The Austrian teenager who survived more than eight years of captivity in an underground cell has vividly described her imprisonment, in a TV interview.
Natascha Kampusch, now 18, told state broadcaster ORF that thoughts of freedom had sustained her.
"I promised myself I would grow older, stronger and sturdier to be able to break free one day," she said.
Her captor, 44-year-old communications technician Wolfgang Priklopil, killed himself after her escape on 23 August.
In an interview watched by millions, Ms Kampusch described being imprisoned in a small, windowless basement beneath Priklopil's garage in the commuter town of Strasshof, 25km (15 miles) outside the capital Vienna.
"I was very distraught and very angry," she told ORF.
"It felt very claustrophobic in that small room. I threw water bottles against the walls or banged against them with my fists so that maybe someone could hear me."
She said she would have "gone crazy" if Priklopil had not allowed her out of the cell on occasion, although this did not start until six months after she was abducted.
She told ORF that on trips out with her kidnapper, she had vainly attempted to attract attention.
"I tried to give many people a sign... I tried to smile like I did on the photos (of her that were broadcast after she disappeared) so people could remember my picture."
Wearing a purple blouse and a pink scarf over her hair, Ms Kampusch repeatedly shut her eyes against the glare of the television lights during the pre-recorded 40-minute interview.
ORF said her eyes were sensitive to light because she had been confined in darkness for such a long time.
Birthday and Christmas gifts
Ms Kampusch told the interviewer she had celebrated her birthday, Christmas and Easter with her captor, who gave her gifts.
"He obviously thought that he should at least give me some sort of compensation," she said. "I think he had a very bad conscience, but he tried very hard to suppress it."
For the first two years, Priklopil did not allowed her access to the news, but he later let her listen to the radio and read some newspapers.
"He read it, I read it... He always controlled everything," she said, adding that Priklopil would always check the pages of the material he let her read, to make sure she had not written any messages on them.
Her captor had told her he would kill himself - and others - if she escaped.
"I knew when I fled that I was condemning him to death," she said.
Ms Kampusch said she was now hoping to travel with her family and finish school before going to university.
"I had all these thoughts about what I have been missing, like my first boyfriend and all that. But I already personally fulfilled my biggest wish in the past few days - freedom!"
ORF said Ms Kampusch had decided which questions to answer and had refused to be asked anything intimate. Police have said she may have had sexual contact with Priklopil, but have refused to elaborate.

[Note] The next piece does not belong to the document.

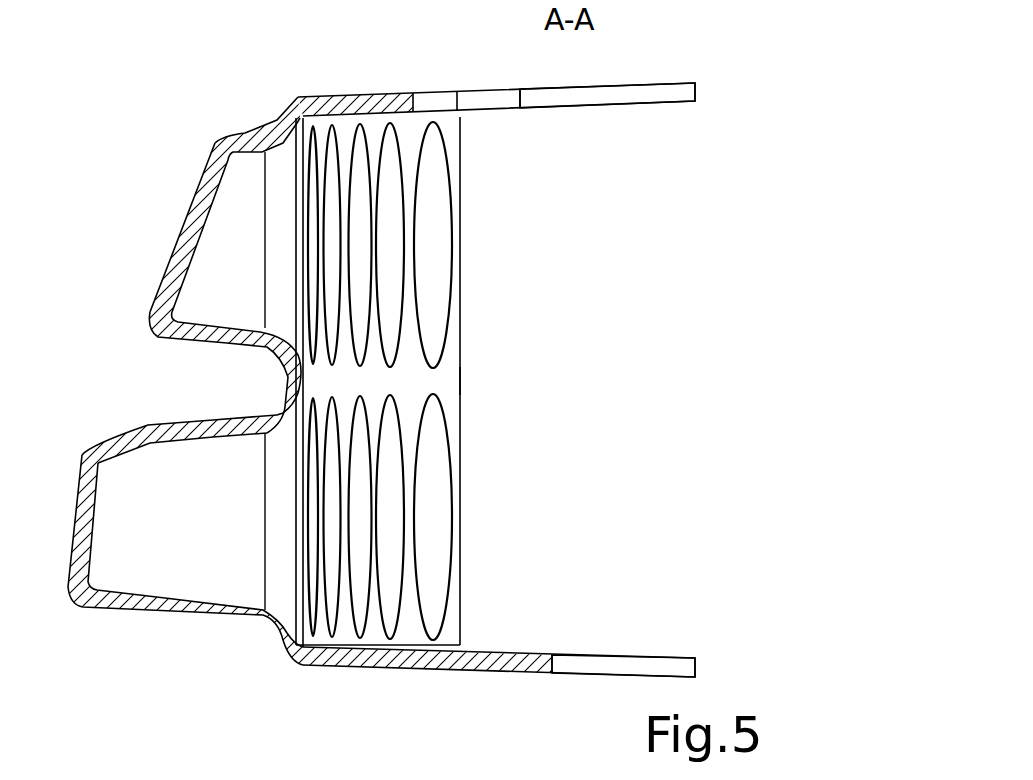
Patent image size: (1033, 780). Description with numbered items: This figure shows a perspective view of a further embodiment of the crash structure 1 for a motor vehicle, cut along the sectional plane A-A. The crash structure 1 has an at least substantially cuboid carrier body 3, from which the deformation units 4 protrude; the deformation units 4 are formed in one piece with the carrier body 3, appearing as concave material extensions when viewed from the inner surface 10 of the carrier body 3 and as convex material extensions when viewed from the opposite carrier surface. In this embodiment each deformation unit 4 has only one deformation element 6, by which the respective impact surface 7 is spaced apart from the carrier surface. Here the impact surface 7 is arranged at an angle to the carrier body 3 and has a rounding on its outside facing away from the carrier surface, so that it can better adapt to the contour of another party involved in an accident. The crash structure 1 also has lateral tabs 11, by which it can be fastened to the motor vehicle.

Within hours of her escape, Priklopil jumped to his death in front of a commuter train.
Earlier, the weekly magazine News and the mass-circulation daily Kronen Zeitung newspaper published separate interviews with her.
She told News she had dreamed about decapitating Priklopil.
"Sometimes I dreamt of chopping his head off, if I had an axe. I abandoned that idea straight away, because I can't stand blood and I never want to kill somebody. But you see how the brain works when it's looking for a solution?"
Ms Kampusch told the magazine that she was afraid for others after escaping.
"I wasn't scared - I love freedom and for me death is the ultimate freedom, the redemption from him. But he said all the time he would first of all kill the neighbours, then me and then himself."
Ms Kampusch recalled how people shrugged and walked on when she asked them for help immediately after her escape.
She ran into a garden and knocked on the kitchen window of a house to attract the attention of a woman inside, she said. Despite warning her that Priklopil could kill them, Ms Kampusch said the woman was more concerned about preventing her from stepping on the lawn.
News said it interviewed Ms Kampusch at Vienna's General Hospital, where a cardiologist has examined her for possible heart trouble. She has said she had suffered throughout her time in captivity from heart palpitations that at times made her dizzy and blurred her vision.
Ms Kampusch has also said she often did not get enough to eat. She is reported to have weighed 42kg (92lb) at the time of her escape - the same as her weight when she was kidnapped.
News also quoted her as saying she wanted to become involved in two projects: "One for women in Mexico, who are taken from their workplace, kidnapped, tortured and raped... I want to help people starving in Africa, because I know from my own experience what it is like to be hungry."
A psychiatrist treating Ms Kampusch said she was exhausted after giving the interviews.
Max Friedrich, who heads a 10-expert team of psychiatrists and psychologists attending to Ms Kampusch, said it would take years for her to fully recover from her ordeal.
He said Ms Kampusch - who was 10 when she was abducted in March 1998 - "has not adequately lived many phases of her life" and was still struggling with her identity as a free person.